The system is based on the open-source Asterisk IP PBX system, which includes automated attendant and voicemail management applications. Five Linux boxes run the Asterisk servers along with Apache Web server and a MySQL database, which creates and organizes the voicemail boxes according to phone numbers. Voicemails are stored as compressed WAV files, and can also be accessed via the Web.
"This system would have cost well over $50,000 and taken many months to set up," if traditional telephone hardware and software were used, says Yaakov Menken, one of the site's creators, and CEO of Capalon Internet Solutions, a Baltimore-based Web hosting company. Instead, VoIP and open-source technology allowed the site to go up in weeks.

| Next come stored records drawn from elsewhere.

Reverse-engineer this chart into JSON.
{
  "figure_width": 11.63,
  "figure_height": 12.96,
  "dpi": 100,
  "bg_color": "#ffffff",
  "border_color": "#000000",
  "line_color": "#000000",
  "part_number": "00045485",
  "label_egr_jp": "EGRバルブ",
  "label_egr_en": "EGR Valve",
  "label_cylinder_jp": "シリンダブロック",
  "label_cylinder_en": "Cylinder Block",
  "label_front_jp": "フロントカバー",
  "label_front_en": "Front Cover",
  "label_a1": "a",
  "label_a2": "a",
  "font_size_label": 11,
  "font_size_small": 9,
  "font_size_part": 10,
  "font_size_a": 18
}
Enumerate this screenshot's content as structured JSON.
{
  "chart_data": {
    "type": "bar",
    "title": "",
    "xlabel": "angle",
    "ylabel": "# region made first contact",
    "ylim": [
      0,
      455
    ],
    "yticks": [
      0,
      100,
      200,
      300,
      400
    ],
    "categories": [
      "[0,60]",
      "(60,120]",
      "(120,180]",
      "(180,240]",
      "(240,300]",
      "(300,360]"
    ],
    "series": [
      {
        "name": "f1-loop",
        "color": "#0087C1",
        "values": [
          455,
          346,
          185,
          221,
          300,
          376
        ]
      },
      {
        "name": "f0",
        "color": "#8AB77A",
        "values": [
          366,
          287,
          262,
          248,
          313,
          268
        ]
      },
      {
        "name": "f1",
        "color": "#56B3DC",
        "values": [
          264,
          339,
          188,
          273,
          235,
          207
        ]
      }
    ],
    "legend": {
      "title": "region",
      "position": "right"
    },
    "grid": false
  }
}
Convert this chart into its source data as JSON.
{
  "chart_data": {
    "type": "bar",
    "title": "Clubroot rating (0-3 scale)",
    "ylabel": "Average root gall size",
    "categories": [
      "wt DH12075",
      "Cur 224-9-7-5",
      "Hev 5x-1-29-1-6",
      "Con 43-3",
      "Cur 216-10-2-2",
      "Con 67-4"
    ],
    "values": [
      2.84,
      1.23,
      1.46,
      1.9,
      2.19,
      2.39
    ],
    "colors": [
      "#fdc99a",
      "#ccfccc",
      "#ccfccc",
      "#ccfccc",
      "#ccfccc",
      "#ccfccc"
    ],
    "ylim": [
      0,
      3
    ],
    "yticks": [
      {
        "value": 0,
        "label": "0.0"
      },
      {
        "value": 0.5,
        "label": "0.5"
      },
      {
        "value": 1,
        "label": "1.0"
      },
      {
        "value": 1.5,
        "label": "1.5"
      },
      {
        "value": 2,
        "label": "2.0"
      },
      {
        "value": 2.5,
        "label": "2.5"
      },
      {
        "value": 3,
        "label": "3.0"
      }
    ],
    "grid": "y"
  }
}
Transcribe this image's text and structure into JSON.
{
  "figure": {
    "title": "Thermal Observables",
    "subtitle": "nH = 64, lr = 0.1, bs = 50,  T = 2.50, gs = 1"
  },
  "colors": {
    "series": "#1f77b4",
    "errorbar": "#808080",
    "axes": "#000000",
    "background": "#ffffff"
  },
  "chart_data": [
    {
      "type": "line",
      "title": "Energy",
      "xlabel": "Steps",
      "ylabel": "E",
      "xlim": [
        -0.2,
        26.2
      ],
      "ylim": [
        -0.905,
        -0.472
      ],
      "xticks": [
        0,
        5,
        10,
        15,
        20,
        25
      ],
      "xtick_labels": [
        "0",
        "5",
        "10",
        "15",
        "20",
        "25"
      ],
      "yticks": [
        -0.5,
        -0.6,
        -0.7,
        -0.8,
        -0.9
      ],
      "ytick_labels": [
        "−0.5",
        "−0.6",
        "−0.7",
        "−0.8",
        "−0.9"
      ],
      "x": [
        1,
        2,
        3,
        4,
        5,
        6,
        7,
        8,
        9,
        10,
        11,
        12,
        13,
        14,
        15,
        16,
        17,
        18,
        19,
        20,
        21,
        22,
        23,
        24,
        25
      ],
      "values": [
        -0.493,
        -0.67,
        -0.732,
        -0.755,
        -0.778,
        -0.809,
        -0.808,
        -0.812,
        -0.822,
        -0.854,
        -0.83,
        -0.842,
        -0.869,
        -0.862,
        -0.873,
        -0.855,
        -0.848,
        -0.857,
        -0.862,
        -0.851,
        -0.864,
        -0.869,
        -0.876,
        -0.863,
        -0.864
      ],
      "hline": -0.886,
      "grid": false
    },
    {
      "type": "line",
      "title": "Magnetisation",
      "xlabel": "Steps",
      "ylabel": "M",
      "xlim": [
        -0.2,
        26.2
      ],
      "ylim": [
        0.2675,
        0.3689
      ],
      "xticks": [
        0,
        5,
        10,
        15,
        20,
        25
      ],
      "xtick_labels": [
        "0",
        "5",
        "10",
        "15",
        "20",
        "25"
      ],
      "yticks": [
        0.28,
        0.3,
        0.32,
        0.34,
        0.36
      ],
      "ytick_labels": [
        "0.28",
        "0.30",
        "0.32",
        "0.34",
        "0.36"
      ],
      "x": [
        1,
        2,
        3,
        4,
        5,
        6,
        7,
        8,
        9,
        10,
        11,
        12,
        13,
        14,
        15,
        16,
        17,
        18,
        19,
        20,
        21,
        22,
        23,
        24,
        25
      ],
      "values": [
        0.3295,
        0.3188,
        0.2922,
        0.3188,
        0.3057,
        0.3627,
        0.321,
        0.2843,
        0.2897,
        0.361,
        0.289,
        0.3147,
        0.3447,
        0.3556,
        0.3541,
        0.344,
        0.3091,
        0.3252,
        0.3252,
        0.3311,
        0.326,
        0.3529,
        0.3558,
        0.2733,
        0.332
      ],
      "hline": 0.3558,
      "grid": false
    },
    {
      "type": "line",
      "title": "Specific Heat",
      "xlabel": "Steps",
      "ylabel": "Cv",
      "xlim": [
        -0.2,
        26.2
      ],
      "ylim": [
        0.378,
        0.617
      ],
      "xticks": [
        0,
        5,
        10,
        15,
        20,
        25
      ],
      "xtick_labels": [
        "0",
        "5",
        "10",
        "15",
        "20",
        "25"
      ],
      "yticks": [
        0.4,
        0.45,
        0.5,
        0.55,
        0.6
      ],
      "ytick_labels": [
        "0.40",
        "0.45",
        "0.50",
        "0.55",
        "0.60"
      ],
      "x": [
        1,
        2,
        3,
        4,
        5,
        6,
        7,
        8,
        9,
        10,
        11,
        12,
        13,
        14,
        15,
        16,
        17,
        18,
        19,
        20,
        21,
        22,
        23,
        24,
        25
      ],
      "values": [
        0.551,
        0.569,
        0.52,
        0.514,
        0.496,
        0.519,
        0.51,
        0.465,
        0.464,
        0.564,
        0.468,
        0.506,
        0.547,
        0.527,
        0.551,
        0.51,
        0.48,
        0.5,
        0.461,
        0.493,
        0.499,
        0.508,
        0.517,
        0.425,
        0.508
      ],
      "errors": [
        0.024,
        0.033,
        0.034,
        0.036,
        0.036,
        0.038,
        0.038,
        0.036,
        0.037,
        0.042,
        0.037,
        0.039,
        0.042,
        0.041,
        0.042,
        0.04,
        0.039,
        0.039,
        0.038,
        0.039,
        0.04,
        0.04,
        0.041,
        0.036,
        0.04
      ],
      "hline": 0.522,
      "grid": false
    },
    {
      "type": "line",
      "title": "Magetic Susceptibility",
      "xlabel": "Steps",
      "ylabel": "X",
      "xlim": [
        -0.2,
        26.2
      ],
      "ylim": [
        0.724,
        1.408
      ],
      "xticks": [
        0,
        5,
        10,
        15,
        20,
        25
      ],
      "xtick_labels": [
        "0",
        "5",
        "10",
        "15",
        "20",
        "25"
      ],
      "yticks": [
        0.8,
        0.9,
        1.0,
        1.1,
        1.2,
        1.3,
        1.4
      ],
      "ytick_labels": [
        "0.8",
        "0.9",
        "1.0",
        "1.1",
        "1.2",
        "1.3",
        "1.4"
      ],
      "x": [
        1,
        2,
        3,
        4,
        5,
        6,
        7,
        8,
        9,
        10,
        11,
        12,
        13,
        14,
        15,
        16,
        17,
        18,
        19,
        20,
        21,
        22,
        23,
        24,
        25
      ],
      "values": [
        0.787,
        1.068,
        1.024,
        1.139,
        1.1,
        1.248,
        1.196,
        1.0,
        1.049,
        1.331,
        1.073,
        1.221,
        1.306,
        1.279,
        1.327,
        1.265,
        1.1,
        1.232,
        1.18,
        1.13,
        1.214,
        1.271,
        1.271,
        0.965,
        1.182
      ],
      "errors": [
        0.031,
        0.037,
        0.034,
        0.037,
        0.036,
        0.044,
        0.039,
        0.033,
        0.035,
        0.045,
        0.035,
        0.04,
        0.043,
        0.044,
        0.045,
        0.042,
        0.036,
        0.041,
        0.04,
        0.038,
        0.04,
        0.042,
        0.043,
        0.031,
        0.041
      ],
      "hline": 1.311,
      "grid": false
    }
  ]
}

Always connected: virtue or vice?
VON being a diverse show with attendees from all over the world, a group of orthodox Jewish men at the show managed to find a quite place on the exhibit floor to form a minyan, or orthodox prayer group. As the men bowed and prayed, one person in the group appeared to be thumbing a hand-held mobile communications device. One observer noted: "If you're going to make time in your schedule for prayers, just put the Treo away."
Editor's Note: On Sept. 26, we received this feedback from a reader: "Regarding your article about my using my Treo during our Jewish prayer service. You will be happy to know that I was not checking e-mail, Rather I was using my Palm Hebrew prayer book that I keep on my Treo during the services!! I keep it there specifically for times when I need to pray and no prayer books are available. Thank you for the opportunity to clarify."
A real live VoIP customer!
Of the dozens of companies that hit us up in the weeks preceding VON, only one -- an outfit called LineSider Communications in Charlestown, Mass. -- was able to accommodate our request for an on-site meeting with an enterprise network customer (many of the exhibitors sell mainly to carriers and only a few IT customers were even featured on panels). John Rooney, Jr., executive vice president of business development for IT service and support company DecisionOne, says his firm swapped out an old TDM-based phone system for a hosted VoIP service when moving its Philadelphia-area headquarters this summer. He began exploring VoIP offerings as part of his job in new business development, as DecisionOne is increasingly looking to support laptops and other newer IT technologies in addition to the old IBM and Digital Equipment machines it has serviced over the years.